Como hemos visto, en este caso no tiene
ni siquiera la excusa de la novedad. En 1931
Giovanni Papini había adivinado que llegaría un día en que, cultura
mediante, se pagaría por sacar patente de idiota.
https://www.youtube.com/watch?v=rDgHUj8sJaQ
¿ Y YO QUÉ DIJE?
Después de escrita
la notícula sobre Cage y su música del silencio leo
en “Clarín” del 17 de septiembre de 212 una asombrosa nota que
informa sobre un estudio hecho por el Consejo Superior de Investigaciones
Científicas de España y publicado en Scientif Records. Según
este estudio “las canciones modernas son cada vez más parecidas,
repetitivas y monótonas”. Después de analizar casi medio millón de
obras musicales contemporáneas la conclusión unánime fue que cada vez la música
popular tiende a repetirse más. Además, “otra de las tendencias que
surgen del estudio es el aumento paulatino del volumen al que se graban las
canciones”.
Nada muy distinto de lo que opinamos los
viejos sometidos a la dictadura de los jóvenes que se casan y nos
obligan a escuchar un concierto de rock en un tono apto para
destruir los tímpanos de cualquiera. Pero esta vez la conclusión
viene avalada por el prestigio de la ciencia. Si uno se siente con
ánimo apocalíptico y conspirativo imagina que hay una voluntad, tras esos
detalles, deseosa de idiotizar a la juventud, de envolverla en una atmósfera
irracional y orgiástica y dejarla indefensa frente a los impulsos instintivos.
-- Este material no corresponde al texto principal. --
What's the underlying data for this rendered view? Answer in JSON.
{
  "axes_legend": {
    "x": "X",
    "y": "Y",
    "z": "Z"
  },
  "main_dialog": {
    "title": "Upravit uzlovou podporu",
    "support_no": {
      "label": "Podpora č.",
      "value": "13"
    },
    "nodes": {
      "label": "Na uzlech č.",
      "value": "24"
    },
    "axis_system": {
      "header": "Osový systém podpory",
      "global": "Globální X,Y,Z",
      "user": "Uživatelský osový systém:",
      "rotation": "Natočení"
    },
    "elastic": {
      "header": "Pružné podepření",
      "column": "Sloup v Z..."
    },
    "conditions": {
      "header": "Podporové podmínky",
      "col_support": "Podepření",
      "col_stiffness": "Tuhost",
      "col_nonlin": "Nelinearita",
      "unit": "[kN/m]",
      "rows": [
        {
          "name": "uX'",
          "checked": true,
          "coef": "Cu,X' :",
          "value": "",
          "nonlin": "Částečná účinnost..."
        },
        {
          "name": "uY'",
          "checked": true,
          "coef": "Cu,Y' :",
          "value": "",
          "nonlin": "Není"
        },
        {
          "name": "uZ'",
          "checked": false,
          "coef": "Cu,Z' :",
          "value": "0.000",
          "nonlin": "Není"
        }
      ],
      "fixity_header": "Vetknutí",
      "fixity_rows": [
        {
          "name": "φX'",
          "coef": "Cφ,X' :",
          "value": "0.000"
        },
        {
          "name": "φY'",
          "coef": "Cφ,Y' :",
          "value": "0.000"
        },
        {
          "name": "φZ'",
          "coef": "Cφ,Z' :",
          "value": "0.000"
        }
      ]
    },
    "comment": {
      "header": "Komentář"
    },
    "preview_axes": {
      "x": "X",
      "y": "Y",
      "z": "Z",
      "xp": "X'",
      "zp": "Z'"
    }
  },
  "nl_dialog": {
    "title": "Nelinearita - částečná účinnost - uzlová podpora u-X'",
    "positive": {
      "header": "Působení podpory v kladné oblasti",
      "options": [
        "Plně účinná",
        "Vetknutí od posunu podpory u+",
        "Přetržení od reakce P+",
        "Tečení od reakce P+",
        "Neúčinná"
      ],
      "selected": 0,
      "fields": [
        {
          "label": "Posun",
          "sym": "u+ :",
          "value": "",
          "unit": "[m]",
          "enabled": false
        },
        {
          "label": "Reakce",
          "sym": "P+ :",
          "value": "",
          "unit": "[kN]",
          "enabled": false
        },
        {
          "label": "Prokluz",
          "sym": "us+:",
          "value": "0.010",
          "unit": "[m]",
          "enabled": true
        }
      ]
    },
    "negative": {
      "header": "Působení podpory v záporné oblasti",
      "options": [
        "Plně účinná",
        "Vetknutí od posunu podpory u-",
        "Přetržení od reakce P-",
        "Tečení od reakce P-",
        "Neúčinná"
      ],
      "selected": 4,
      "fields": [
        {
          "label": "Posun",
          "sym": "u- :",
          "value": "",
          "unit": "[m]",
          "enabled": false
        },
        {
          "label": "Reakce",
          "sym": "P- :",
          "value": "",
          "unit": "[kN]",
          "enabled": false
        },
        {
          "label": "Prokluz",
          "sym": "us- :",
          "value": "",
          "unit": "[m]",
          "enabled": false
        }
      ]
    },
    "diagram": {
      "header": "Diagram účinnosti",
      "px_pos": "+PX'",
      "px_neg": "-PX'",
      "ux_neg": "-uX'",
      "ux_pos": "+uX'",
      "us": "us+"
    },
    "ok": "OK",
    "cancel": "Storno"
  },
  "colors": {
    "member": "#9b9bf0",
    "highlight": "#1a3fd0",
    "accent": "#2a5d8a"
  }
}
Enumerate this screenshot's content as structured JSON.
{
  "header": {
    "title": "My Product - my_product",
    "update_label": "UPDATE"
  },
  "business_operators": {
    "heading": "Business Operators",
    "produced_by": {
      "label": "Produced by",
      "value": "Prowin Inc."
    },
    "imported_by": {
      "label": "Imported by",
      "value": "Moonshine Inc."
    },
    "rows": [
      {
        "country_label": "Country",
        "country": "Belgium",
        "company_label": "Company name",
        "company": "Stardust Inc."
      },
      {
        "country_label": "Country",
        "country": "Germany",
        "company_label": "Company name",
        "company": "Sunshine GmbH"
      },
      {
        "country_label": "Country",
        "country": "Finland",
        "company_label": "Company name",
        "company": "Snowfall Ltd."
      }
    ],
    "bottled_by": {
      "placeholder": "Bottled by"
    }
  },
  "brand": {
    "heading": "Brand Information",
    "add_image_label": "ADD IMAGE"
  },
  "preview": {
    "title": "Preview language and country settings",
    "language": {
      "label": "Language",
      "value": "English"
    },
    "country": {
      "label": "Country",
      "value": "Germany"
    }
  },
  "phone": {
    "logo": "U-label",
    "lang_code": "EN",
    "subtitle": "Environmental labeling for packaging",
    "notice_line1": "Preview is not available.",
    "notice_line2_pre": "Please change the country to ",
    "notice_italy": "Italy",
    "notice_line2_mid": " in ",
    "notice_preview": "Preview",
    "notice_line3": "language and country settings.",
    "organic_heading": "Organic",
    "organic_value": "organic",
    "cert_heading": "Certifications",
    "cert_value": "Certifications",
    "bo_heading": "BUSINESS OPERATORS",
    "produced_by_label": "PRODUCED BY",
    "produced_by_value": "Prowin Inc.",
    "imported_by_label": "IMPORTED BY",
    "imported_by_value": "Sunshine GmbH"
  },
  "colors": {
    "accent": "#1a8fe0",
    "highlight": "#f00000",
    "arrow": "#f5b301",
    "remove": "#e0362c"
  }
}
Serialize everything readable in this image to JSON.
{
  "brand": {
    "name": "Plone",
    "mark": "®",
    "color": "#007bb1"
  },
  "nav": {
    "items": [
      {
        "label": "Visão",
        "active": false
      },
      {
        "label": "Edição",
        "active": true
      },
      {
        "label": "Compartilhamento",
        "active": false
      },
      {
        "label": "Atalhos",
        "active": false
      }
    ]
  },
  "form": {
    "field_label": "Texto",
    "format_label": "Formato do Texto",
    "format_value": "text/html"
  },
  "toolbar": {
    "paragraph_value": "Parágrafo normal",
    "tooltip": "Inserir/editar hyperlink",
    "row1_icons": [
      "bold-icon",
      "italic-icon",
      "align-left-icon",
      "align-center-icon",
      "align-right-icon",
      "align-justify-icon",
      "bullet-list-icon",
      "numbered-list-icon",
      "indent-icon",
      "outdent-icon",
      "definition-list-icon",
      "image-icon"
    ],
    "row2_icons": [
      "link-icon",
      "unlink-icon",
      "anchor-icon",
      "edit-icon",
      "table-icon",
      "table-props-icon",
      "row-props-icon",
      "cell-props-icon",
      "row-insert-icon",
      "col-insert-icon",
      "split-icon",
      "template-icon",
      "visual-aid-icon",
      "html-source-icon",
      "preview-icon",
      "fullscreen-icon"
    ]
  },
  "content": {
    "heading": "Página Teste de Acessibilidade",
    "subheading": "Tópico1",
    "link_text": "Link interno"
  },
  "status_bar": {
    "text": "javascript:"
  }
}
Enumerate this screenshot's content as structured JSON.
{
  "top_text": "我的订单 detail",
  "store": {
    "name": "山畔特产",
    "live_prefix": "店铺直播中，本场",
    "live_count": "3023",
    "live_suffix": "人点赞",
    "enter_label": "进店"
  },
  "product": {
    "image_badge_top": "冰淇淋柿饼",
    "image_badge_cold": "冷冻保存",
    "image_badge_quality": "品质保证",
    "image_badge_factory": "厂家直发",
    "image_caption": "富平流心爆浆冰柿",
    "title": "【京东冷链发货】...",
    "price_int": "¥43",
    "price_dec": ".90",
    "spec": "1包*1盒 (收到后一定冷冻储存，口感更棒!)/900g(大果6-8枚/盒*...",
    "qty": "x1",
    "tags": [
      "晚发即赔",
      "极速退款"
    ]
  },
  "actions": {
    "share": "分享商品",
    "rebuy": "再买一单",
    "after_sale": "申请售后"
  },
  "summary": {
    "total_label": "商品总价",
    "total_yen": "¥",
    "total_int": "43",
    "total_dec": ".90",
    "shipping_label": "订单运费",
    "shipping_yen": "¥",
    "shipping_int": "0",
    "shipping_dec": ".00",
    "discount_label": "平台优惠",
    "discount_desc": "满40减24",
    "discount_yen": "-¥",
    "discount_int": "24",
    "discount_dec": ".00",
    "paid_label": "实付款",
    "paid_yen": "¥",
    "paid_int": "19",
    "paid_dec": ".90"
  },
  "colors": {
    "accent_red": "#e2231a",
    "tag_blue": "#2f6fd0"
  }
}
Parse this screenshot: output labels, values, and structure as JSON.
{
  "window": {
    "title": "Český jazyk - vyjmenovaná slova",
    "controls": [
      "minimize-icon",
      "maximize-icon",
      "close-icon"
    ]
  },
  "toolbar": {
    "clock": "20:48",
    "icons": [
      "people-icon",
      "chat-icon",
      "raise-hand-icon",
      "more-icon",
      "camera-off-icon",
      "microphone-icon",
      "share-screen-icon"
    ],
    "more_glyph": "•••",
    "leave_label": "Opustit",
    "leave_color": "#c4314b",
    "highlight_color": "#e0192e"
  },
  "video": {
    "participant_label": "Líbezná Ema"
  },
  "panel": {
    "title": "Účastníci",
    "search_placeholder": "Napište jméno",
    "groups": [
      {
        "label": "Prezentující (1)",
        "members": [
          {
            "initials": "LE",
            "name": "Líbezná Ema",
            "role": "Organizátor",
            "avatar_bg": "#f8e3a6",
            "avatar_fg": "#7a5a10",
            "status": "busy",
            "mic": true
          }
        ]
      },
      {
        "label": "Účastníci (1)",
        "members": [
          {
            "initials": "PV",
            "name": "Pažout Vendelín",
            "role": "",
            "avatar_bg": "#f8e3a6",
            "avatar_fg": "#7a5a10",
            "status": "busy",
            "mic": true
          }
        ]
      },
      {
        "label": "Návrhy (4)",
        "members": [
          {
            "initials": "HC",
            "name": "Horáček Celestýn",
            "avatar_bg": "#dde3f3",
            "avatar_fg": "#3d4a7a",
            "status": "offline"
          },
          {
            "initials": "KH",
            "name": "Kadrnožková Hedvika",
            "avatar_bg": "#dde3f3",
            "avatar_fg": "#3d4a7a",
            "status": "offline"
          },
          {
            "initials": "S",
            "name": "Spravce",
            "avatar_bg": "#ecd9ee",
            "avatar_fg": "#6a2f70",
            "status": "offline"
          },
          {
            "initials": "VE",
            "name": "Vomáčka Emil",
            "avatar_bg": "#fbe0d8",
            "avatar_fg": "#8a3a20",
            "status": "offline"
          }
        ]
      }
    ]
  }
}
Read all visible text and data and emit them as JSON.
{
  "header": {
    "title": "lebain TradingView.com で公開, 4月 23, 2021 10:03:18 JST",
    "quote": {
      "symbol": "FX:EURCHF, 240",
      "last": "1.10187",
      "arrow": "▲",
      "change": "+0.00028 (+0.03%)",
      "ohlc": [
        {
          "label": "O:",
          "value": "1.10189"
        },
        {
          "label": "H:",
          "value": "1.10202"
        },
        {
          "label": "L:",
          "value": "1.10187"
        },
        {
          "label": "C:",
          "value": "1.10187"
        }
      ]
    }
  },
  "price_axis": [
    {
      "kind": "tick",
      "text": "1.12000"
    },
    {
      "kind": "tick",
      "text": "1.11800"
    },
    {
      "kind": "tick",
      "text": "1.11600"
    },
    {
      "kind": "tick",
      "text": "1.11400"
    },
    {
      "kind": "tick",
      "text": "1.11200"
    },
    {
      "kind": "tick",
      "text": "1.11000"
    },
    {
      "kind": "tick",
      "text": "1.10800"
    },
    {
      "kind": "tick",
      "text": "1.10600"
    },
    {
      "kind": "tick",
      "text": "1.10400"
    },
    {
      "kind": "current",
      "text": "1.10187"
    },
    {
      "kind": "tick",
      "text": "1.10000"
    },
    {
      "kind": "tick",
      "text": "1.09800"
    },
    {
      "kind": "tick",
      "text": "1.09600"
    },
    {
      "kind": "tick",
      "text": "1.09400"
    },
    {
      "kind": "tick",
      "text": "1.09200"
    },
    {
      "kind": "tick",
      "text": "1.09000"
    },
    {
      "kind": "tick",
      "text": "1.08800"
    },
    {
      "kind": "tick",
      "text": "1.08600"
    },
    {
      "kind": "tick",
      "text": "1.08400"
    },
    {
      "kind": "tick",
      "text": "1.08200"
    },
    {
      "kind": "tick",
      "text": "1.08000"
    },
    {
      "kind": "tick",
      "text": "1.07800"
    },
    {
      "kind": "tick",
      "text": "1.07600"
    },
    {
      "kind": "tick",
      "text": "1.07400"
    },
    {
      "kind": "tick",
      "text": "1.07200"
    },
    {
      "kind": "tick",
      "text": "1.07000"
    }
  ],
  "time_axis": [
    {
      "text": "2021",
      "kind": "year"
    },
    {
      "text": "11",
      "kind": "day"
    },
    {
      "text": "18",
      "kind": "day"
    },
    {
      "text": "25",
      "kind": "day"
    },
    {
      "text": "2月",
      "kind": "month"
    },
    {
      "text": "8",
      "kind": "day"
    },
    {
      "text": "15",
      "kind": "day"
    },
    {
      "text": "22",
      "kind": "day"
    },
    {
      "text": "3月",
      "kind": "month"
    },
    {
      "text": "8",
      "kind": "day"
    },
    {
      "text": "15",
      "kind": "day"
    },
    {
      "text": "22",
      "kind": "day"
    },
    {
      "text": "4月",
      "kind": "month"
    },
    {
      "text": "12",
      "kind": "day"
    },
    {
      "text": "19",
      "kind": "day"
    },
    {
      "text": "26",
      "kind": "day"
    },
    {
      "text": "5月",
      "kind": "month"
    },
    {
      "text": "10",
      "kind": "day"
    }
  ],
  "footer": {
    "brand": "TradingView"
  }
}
Si tal conspiración no existe, ha de
reconocerse que todo sucede “como si” existiera. Porque lo que nadie puede
negar es que el tipo de música estruendosa y simplista en la que el
acompañamiento se ha comido la melodía, ha invadido la sociedad en una escala
imposible de imaginar hace medo siglo. No son sólo los walkman o
los celulares que conectan las veinticuatro horas del día al oyente con la
fábrica de canciones. Son también las decenas de intérpretes que ofrecen semana
tras semana sus conciertos, auxiliados por la tecnología, que se identifican fácilmente
como una liturgia de la modernidad. Si —como parece se hace en las “raves”— se
le agrega la droga, ya tenemos montado un culto. Mejor no preguntar quién es el
sujeto de ese culto. En el mejor (o el peor) de los casos, se entienden las
obras del boliviano de Papini y del inglés Cage como la
única evolución posible en una música insignificante como tal.